Footballers, eh. They can’t do anything without the tabloids rushing to write as many words as possible and create the worst puns. Wayne Rooney is particularly lucky, as “Roo” rhymes with “You”, and “Roo Beauty” works in just about any situation. Like if you’ve had sex with an aged prostitute.

Other sports only exist and enter the public’s notice once a year – despite the average tennis player training for 19 hours a day, Wimbledon is the only tournament that matters. An ex-pro could have won tournaments all around the world, but journalists are just doing a search through their Wikipedia page to find out if they won Wimbledon.

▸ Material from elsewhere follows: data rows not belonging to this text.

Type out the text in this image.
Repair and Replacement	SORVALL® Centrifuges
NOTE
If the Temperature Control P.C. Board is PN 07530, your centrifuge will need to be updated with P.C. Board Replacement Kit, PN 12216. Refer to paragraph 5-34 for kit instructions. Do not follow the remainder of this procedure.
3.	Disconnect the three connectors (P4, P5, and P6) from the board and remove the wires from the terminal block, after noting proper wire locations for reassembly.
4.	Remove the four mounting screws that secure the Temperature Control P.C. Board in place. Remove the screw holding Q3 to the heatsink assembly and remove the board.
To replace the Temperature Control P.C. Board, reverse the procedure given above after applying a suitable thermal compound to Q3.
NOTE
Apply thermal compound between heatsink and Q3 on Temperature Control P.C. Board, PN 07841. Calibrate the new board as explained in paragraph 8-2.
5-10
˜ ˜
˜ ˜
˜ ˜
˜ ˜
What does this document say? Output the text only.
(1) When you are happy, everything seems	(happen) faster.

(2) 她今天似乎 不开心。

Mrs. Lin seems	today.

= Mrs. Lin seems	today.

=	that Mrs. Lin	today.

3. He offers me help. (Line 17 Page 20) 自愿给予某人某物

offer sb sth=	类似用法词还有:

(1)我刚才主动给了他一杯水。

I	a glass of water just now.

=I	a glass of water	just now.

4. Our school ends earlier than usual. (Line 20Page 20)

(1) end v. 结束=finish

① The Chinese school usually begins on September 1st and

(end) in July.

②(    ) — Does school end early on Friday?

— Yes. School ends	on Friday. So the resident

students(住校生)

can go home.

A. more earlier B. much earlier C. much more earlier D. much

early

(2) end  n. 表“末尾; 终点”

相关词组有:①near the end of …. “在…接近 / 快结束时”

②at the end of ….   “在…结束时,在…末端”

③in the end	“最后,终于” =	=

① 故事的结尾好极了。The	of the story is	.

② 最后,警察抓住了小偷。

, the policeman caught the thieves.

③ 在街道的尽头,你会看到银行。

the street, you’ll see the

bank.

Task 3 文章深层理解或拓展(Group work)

Horse racing too. Come the Grand National and offices up and down the country have some irritating tit begging for pound coins to run a sweepstake. Never mind that there’s horse races up and down the country every single day, detailed in those incomprehensible newspaper pages in between the proper sports and the cartoons.

Cricket only matters when it’s against the Australians, who we apparently have an enormous rivalry with. A rivalry that only exists in cricket, and only because they absolutely destroy us with annoying regularity. Which is why the Ashes matter all of a sudden. Because we won.

ESPN Classic and Sky Sports have incessantly been repeating “how we won the Ashes 2005″ style shows, conveniently forgetting the 2007 series (because we lost) and anything before 2005 (for the same reason.)

And so, the Ashes 2009 series, which had been downplayed by everyone but Sky – hyping it to death because there’s no summer football tournament and they don’t want everyone to unsubscribe from the Sports package. Then it looked like we’d win, and all of a sudden it was everywhere.

Because the Ashes lasts for 25 days. Three and a half weeks of one match. Even people who like cricket don’t watch that much. Ask them why they go to watch live, and the answer is invariably “it’s an excuse to get pissed, innit”. Which is fair enough, but if people who really like it don’t watch it, what’s it there for?

It’s there for that final afternoon when, if we’re winning, blokes in bars can whoop and cheer over every wicket or run, and cheer excitedly before forgetting about cricket for the next three years. Because sod watching the Ashes when it’s on in Australia, it’s the middle of the night. And the international sporting experience, which is similar to jetlag, finds you inexplicably pissed at 7am with a lot of explaining to do.